Samuel S. Miles
(DE-183: dp. 1,240; 1. 306', b. 36'7"; dr. 11'8"; s. 20.9 k.; cpl. 216; a. 3 3", 6 40mm., 14 20mm., 2 dct.,9 dcp.; cl. Cannon)
Samuel S. Miles (DE-183) was laid down on 5 July 1943 by the Federal Shipbuilding and Drydock Co., Newark, N. J.; launched on 3 October 1943, sponsored by Mrs. Samuel S. Miles; and commissioned on 4 November 1943, Lt. Comdr. George B. Coale in command.

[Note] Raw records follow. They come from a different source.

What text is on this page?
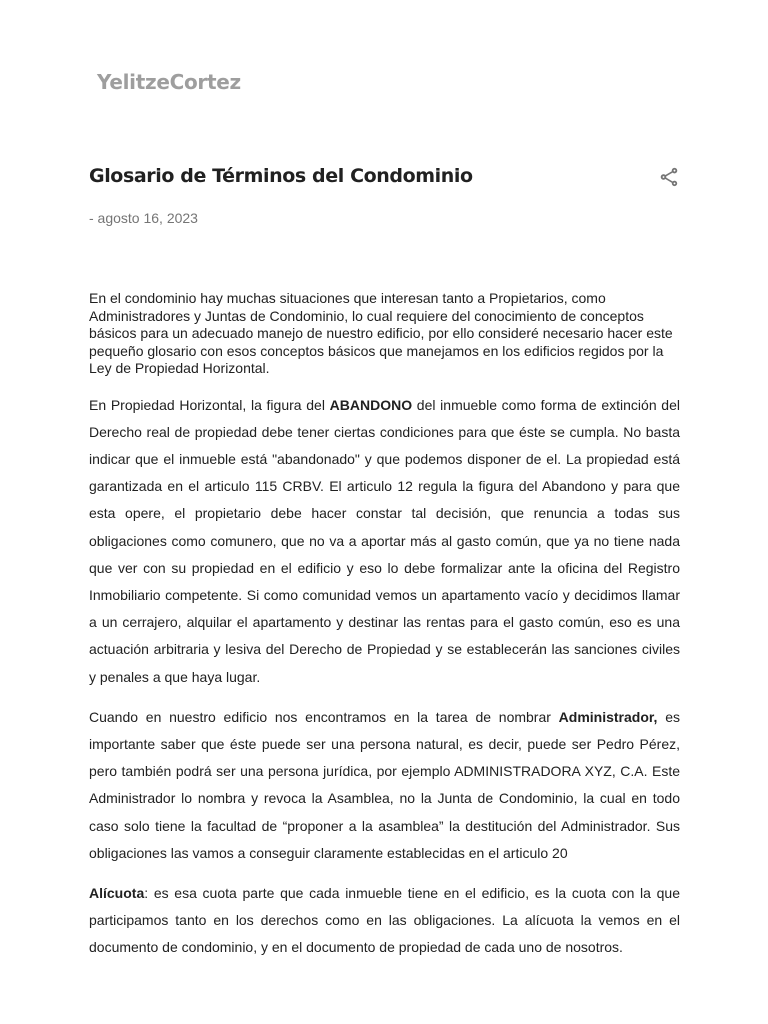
YelitzeCortez
Glosario de Términos del Condominio
- agosto 16, 2023

En el condominio hay muchas situaciones que interesan tanto a Propietarios, como Administradores y Juntas de Condominio, lo cual requiere del conocimiento de conceptos básicos para un adecuado manejo de nuestro edificio, por ello consideré necesario hacer este pequeño glosario con esos conceptos básicos que manejamos en los edificios regidos por la Ley de Propiedad Horizontal.

En Propiedad Horizontal, la figura del ABANDONO del inmueble como forma de extinción del Derecho real de propiedad debe tener ciertas condiciones para que éste se cumpla. No basta indicar que el inmueble está "abandonado" y que podemos disponer de el. La propiedad está garantizada en el articulo 115 CRBV. El articulo 12 regula la figura del Abandono y para que esta opere, el propietario debe hacer constar tal decisión, que renuncia a todas sus obligaciones como comunero, que no va a aportar más al gasto común, que ya no tiene nada que ver con su propiedad en el edificio y eso lo debe formalizar ante la oficina del Registro Inmobiliario competente. Si como comunidad vemos un apartamento vacío y decidimos llamar a un cerrajero, alquilar el apartamento y destinar las rentas para el gasto común, eso es una actuación arbitraria y lesiva del Derecho de Propiedad y se establecerán las sanciones civiles y penales a que haya lugar.

Cuando en nuestro edificio nos encontramos en la tarea de nombrar Administrador, es importante saber que éste puede ser una persona natural, es decir, puede ser Pedro Pérez, pero también podrá ser una persona jurídica, por ejemplo ADMINISTRADORA XYZ, C.A. Este Administrador lo nombra y revoca la Asamblea, no la Junta de Condominio, la cual en todo caso solo tiene la facultad de “proponer a la asamblea” la destitución del Administrador. Sus obligaciones las vamos a conseguir claramente establecidas en el articulo 20

Alícuota: es esa cuota parte que cada inmueble tiene en el edificio, es la cuota con la que participamos tanto en los derechos como en las obligaciones. La alícuota la vemos en el documento de condominio, y en el documento de propiedad de cada uno de nosotros.
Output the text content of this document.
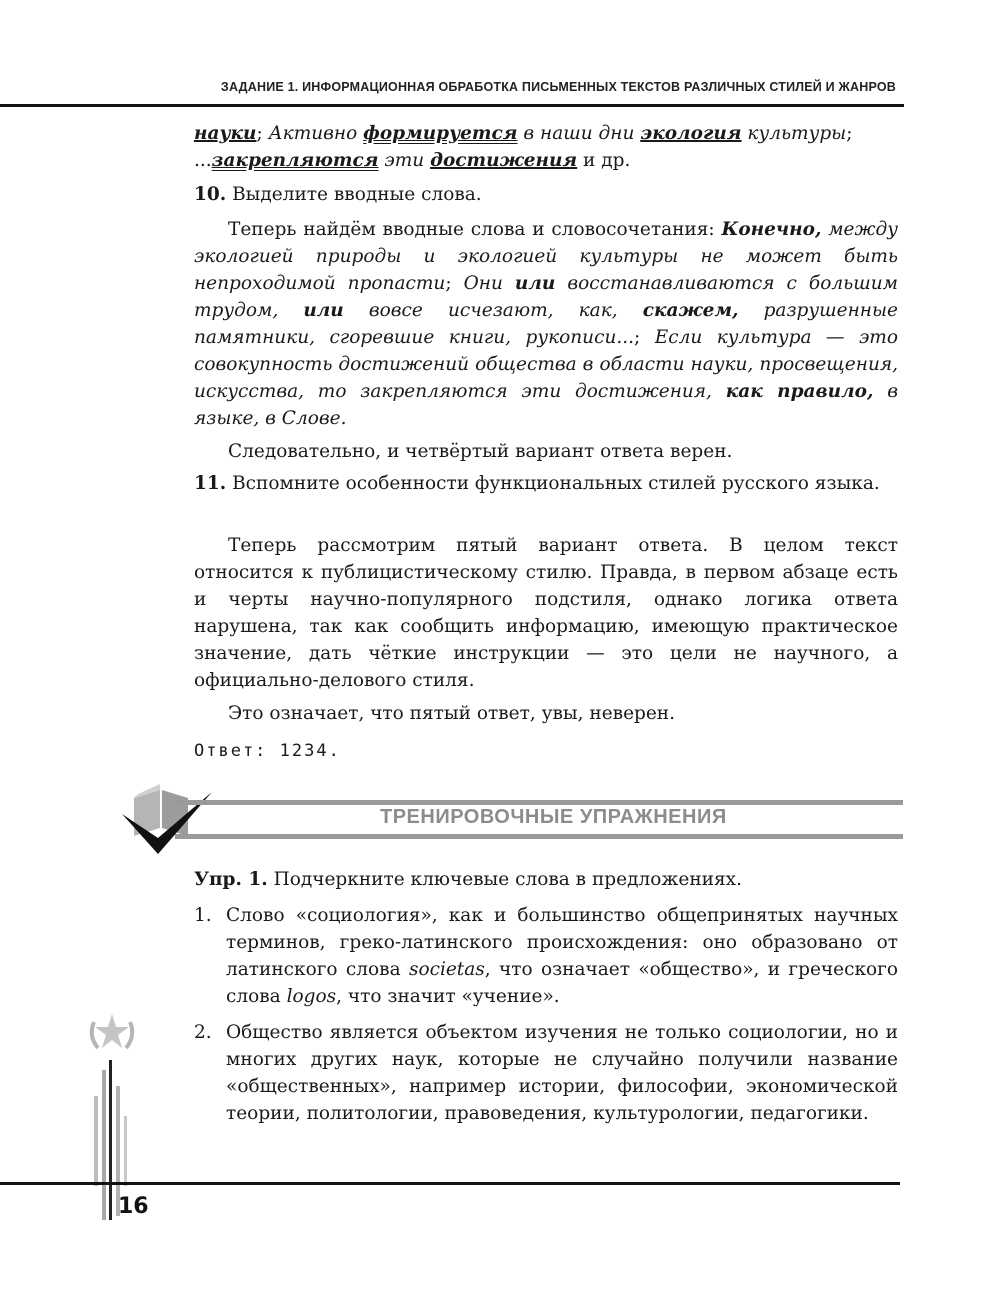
ЗАДАНИЕ 1. ИНФОРМАЦИОННАЯ ОБРАБОТКА ПИСЬМЕННЫХ ТЕКСТОВ РАЗЛИЧНЫХ СТИЛЕЙ И ЖАНРОВ

науки; Активно формируется в наши дни экология культуры;
...закрепляются эти достижения и др.

10. Выделите вводные слова.

Теперь найдём вводные слова и словосочетания: Конечно, между экологией природы и экологией культуры не может быть непроходимой пропасти; Они или восстанавливаются с большим трудом, или вовсе исчезают, как, скажем, разрушенные памятники, сгоревшие книги, рукописи...; Если культура — это совокупность достижений общества в области науки, просвещения, искусства, то закрепляются эти достижения, как правило, в языке, в Слове.

Следовательно, и четвёртый вариант ответа верен.

11. Вспомните особенности функциональных стилей русского языка.

Теперь рассмотрим пятый вариант ответа. В целом текст относится к публицистическому стилю. Правда, в первом абзаце есть и черты научно-популярного подстиля, однако логика ответа нарушена, так как сообщить информацию, имеющую практическое значение, дать чёткие инструкции — это цели не научного, а официально-делового стиля.

Это означает, что пятый ответ, увы, неверен.

Ответ: 1234.

ТРЕНИРОВОЧНЫЕ УПРАЖНЕНИЯ

Упр. 1. Подчеркните ключевые слова в предложениях.

1. Слово «социология», как и большинство общепринятых научных терминов, греко-латинского происхождения: оно образовано от латинского слова societas, что означает «общество», и греческого слова logos, что значит «учение».
2. Общество является объектом изучения не только социологии, но и многих других наук, которые не случайно получили название «общественных», например истории, философии, экономической теории, политологии, правоведения, культурологии, педагогики.
16
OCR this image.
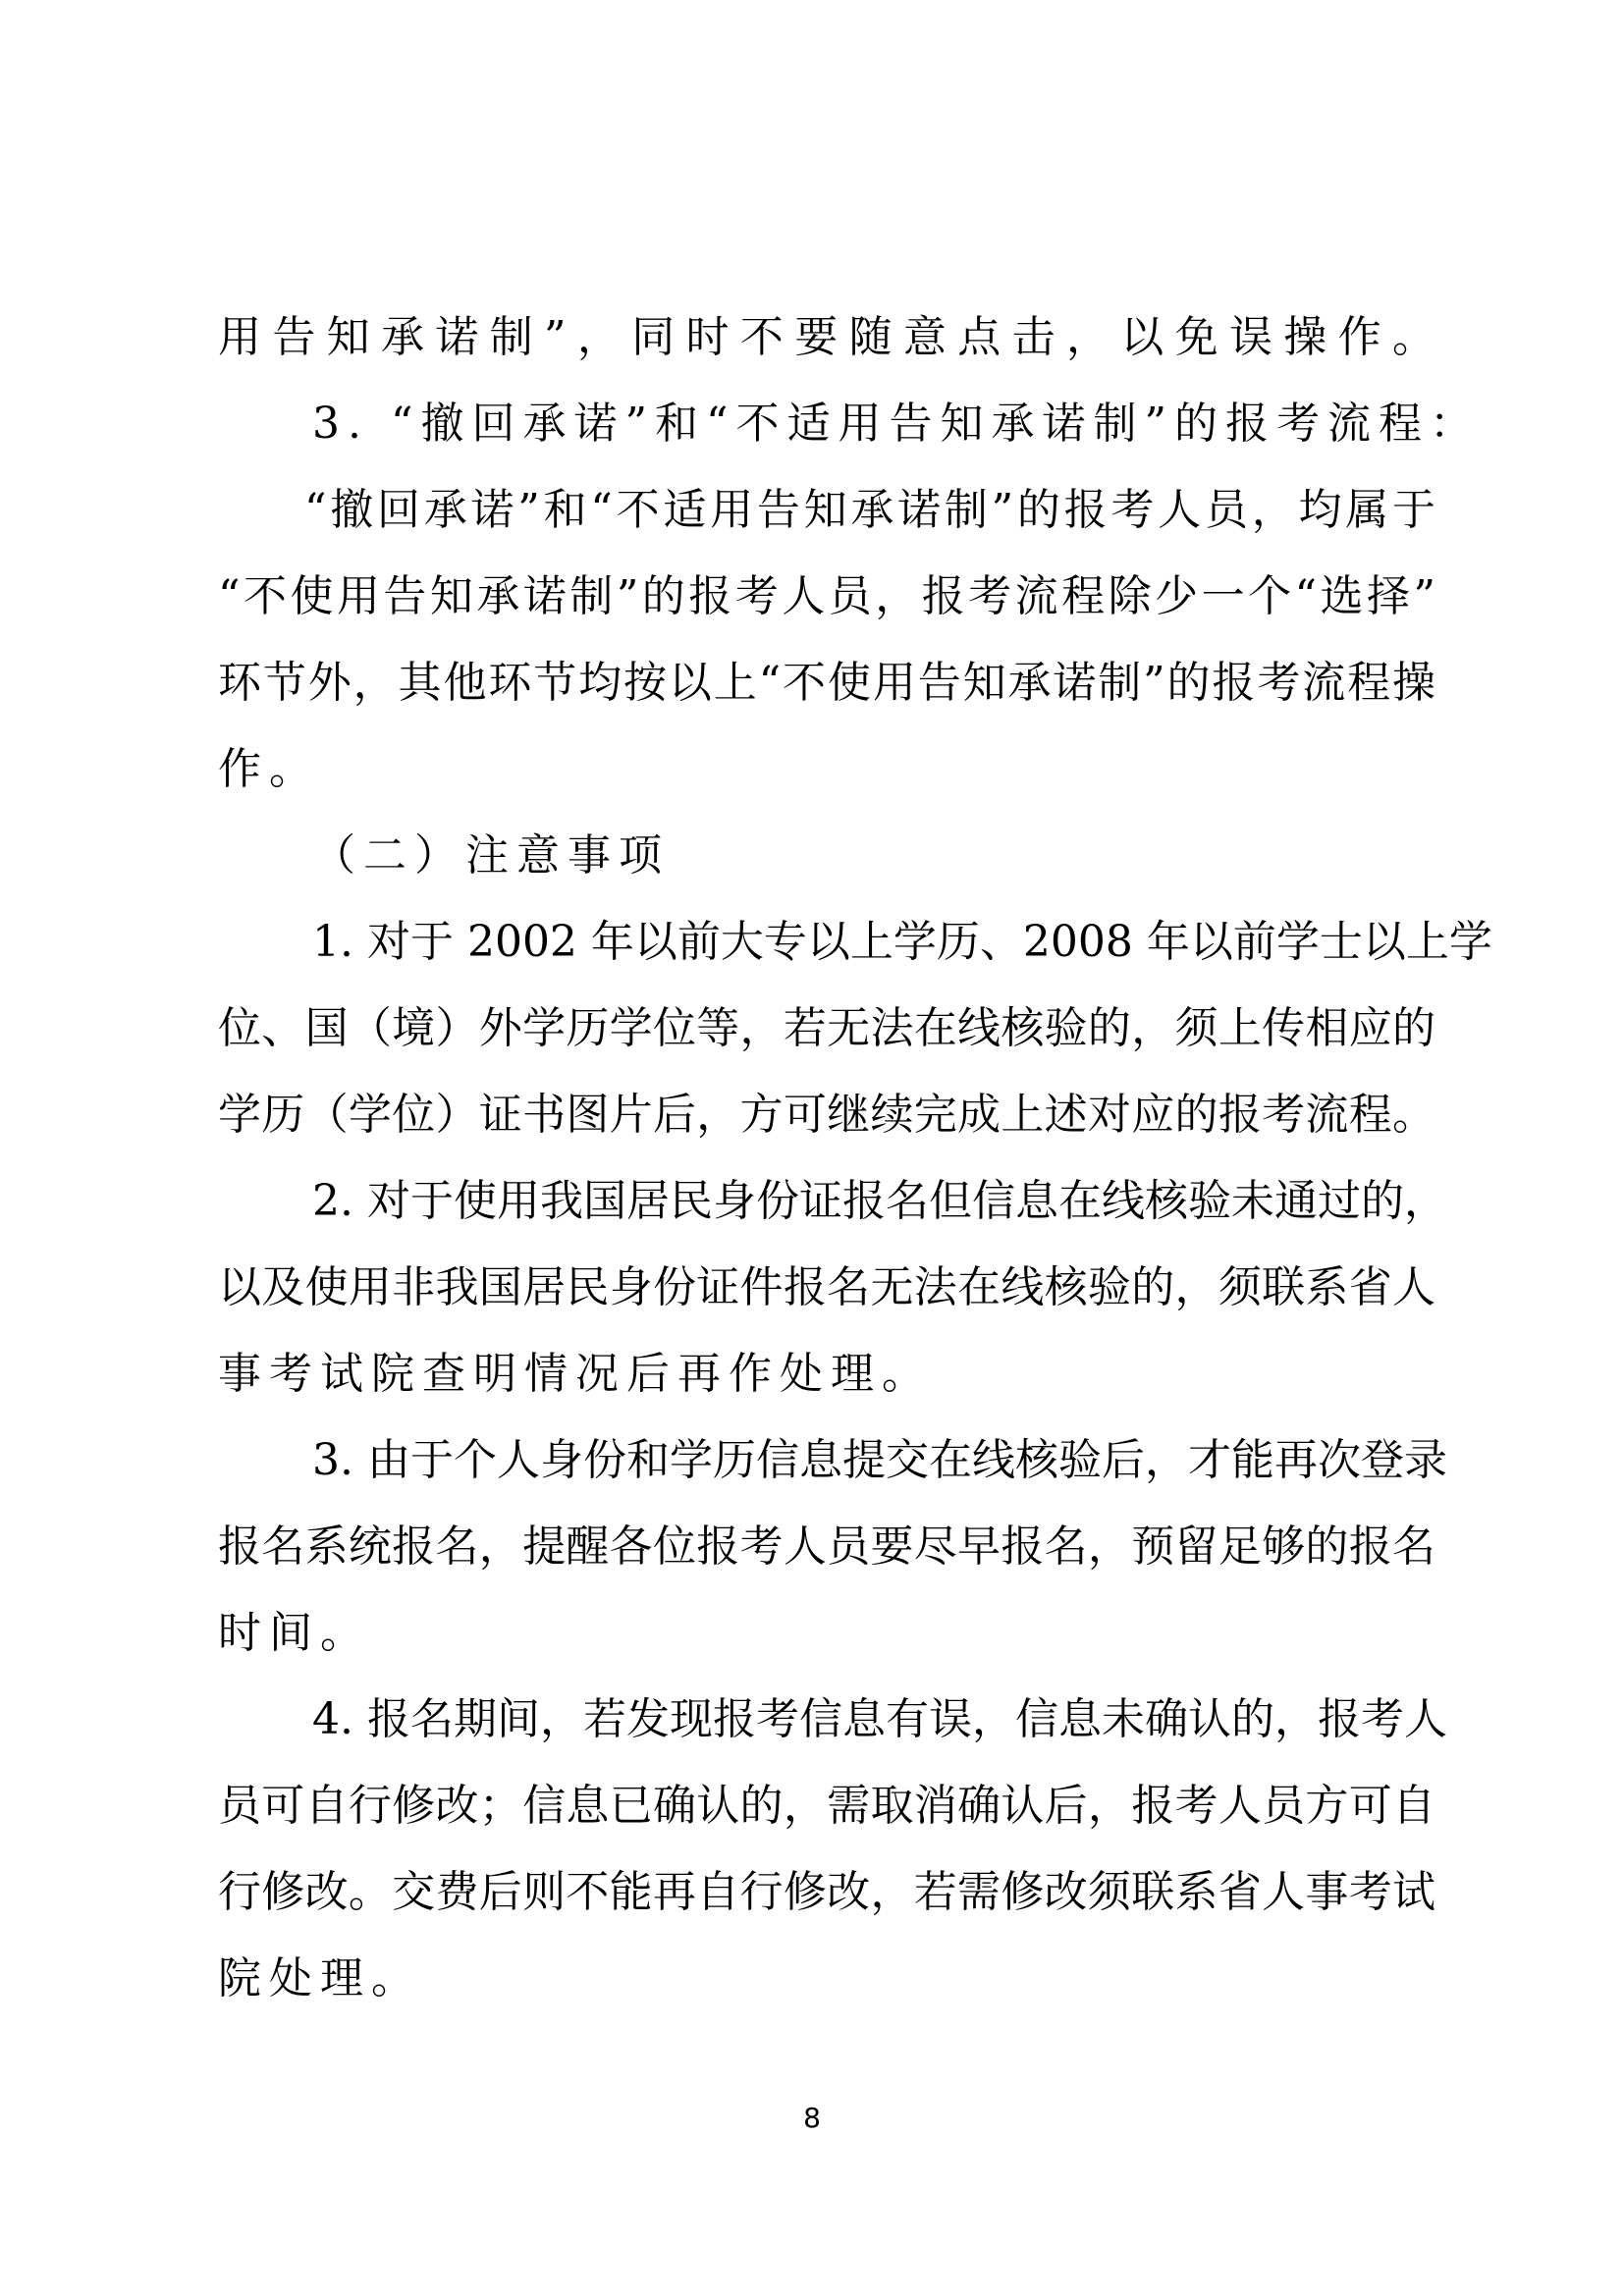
用告知承诺制”，同时不要随意点击，以免误操作。
3. “撤回承诺”和“不适用告知承诺制”的报考流程：
“撤回承诺”和“不适用告知承诺制”的报考人员，均属于
“不使用告知承诺制”的报考人员，报考流程除少一个“选择”
环节外，其他环节均按以上“不使用告知承诺制”的报考流程操
作。
（二）注意事项
1. 对于 2002 年以前大专以上学历、2008 年以前学士以上学
位、国（境）外学历学位等，若无法在线核验的，须上传相应的
学历（学位）证书图片后，方可继续完成上述对应的报考流程。
2. 对于使用我国居民身份证报名但信息在线核验未通过的，
以及使用非我国居民身份证件报名无法在线核验的，须联系省人
事考试院查明情况后再作处理。
3. 由于个人身份和学历信息提交在线核验后，才能再次登录
报名系统报名，提醒各位报考人员要尽早报名，预留足够的报名
时间。
4. 报名期间，若发现报考信息有误，信息未确认的，报考人
员可自行修改；信息已确认的，需取消确认后，报考人员方可自
行修改。交费后则不能再自行修改，若需修改须联系省人事考试
院处理。
8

Following shakedown off Bermuda, Samuel S. Miles departed New York, N.Y., on 30 December 1943, and steamed via the Panama Canal to the Marshall Islands, arriving on 19 February 1944. Serving as an escort ship in the Marshall Islands area, she protected fleet oilers during fast carrier air strikes against the Caroline Islands and the Hollandia, New Guinea, area in April. Next she guarded oilers during the capture of Saipan and Tinian, and splashed two enemy planes on 18 June. She supported the Leyte and Luzon, P.I. campaigns in late 1944 and early 1945. Samuel S. Miles sank 1-177 near the Palau Islands on 3 October. After guarding the invasion force at Iwo Jima in February, she screened the bombardment group that pounded Okinawa, where she splashed one enemy plane on 27 March. A kamikaze near-miss killed one of her crew members on 11 April, and damaged some of her equipment. After screening escort carriers operating north of Okinawa, she sailed to the west coast in July.
After overhaul, she voyaged via the Panama Canal to Norfolk, Va. arriving on 21 October. Reaching St. John's River, Florida, on 8 November 1945, she decommissioned and entered the Reserve Fleet on 28 March 1946. Struck from the Navy list on 26 September 1950 she was transferred to France.
Samuel S. Miles received eight battle stars for World War II service.